Several tank-bred colour varieties of A. cacatuoides are available, such as Double Red, Triple Red, and Orange. As well as these forms distinguished by fin colouration, a Gold or xanthic form is occasionally seen. Wild types are rarely offered, as their colouration is far more subdued.
FeedingFlake, micropellets, small frozen foods such as mosquito larvae, vitamin-enriched brineshrimp and daphnia.
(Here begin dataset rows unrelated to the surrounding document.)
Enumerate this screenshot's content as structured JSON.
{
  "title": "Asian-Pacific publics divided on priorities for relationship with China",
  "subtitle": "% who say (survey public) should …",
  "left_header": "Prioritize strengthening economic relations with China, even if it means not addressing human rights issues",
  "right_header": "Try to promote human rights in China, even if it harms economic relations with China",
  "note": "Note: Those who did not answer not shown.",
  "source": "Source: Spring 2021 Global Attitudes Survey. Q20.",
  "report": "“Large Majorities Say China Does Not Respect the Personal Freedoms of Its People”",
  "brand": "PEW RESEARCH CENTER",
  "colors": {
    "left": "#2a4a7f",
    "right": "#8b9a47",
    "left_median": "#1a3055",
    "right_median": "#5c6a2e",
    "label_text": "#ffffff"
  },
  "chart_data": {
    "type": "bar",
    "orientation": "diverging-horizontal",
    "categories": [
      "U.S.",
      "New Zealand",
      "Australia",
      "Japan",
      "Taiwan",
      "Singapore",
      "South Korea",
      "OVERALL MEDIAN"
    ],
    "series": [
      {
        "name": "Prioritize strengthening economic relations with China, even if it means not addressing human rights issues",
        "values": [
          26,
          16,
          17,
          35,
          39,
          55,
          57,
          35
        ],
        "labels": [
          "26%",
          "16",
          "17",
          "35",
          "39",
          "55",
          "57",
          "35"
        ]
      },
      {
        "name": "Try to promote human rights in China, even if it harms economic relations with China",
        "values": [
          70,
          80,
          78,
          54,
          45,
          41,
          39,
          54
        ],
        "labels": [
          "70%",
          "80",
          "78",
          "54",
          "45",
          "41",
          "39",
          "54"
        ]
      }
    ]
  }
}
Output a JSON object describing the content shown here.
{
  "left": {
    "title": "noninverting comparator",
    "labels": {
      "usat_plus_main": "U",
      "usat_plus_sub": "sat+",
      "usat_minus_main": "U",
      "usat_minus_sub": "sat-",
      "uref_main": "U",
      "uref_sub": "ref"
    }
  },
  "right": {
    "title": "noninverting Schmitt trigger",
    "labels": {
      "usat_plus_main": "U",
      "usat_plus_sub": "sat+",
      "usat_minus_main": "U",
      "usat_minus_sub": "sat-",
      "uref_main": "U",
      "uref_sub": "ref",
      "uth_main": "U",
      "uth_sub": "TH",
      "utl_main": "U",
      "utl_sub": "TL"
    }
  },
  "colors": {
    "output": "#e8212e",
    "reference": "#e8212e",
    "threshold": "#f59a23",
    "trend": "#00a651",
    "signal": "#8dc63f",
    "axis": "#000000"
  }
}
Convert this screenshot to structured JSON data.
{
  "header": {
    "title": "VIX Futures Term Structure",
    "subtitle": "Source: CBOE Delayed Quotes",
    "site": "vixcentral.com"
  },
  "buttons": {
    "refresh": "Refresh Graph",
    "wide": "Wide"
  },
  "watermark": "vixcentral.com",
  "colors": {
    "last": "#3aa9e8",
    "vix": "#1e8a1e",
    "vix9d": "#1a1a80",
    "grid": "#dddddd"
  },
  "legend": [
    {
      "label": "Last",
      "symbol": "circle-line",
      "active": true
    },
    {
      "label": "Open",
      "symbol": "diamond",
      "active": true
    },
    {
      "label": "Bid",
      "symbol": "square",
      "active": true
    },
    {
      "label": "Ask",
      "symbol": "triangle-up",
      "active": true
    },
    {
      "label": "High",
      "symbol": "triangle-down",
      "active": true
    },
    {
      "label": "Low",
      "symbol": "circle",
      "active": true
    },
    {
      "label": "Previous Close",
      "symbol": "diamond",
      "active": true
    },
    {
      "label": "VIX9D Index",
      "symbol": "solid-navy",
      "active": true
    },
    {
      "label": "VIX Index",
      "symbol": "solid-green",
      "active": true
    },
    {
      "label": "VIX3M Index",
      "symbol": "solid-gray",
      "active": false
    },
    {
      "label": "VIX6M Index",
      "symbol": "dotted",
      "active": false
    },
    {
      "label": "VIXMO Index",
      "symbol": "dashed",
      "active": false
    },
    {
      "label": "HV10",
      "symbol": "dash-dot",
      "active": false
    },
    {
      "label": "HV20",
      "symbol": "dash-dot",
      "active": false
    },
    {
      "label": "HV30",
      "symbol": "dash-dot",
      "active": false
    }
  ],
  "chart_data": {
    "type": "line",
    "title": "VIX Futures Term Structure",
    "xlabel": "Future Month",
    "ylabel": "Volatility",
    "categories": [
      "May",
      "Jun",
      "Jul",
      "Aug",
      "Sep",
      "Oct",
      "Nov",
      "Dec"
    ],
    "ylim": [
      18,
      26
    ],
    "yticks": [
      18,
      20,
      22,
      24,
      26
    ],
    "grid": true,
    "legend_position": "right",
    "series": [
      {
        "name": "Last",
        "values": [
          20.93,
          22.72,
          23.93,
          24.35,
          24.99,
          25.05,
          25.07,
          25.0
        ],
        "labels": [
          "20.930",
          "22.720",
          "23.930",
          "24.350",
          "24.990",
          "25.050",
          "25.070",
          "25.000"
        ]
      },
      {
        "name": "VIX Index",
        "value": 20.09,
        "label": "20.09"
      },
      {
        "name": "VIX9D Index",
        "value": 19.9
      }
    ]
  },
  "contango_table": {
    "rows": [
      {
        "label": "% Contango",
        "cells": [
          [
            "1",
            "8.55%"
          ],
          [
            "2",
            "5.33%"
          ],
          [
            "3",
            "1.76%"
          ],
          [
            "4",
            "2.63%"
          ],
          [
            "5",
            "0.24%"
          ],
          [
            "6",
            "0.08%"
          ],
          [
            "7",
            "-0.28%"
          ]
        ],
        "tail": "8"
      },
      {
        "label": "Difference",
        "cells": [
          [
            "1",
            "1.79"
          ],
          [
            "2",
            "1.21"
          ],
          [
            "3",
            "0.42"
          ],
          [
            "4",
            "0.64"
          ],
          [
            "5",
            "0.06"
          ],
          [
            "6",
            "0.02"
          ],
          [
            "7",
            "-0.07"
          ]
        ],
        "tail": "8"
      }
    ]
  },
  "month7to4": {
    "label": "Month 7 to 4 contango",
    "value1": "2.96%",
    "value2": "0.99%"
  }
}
When correctly maintained, spawning happens on a regular basis but is more successful in soft, acidic water. Maternal fish, which advertise their intentions by displaying a bold black and yellow pattern, will select or construct a spawning cave and this may be too small for the male to enter. The male's larger size enables him to cope with the heightened aggression of his mate and he may be excluded from parental duties completely. His role is to guard the territory while the female carries out the brood care. The eggs should hatch after 3 or 4 days, depending on water temperature. The female continues guarding the wrigglers, and after a further 4 or 5 days, will lead the fry out of the cave. She will be very pugnacious at this point, fending off any would-be predators and communicating with the fry using movements of her pelvic fins. The fry will require frequent small feeds with appropriately sized foodstuffs at this point, such as baby brineshrimp and microworm. With full bellies and plenty of partial water changes, the young fish will grow rapidly and should be removed for growing on when the female loses interest in them. Once independent they are driven from the territory and their mother will often spawn again.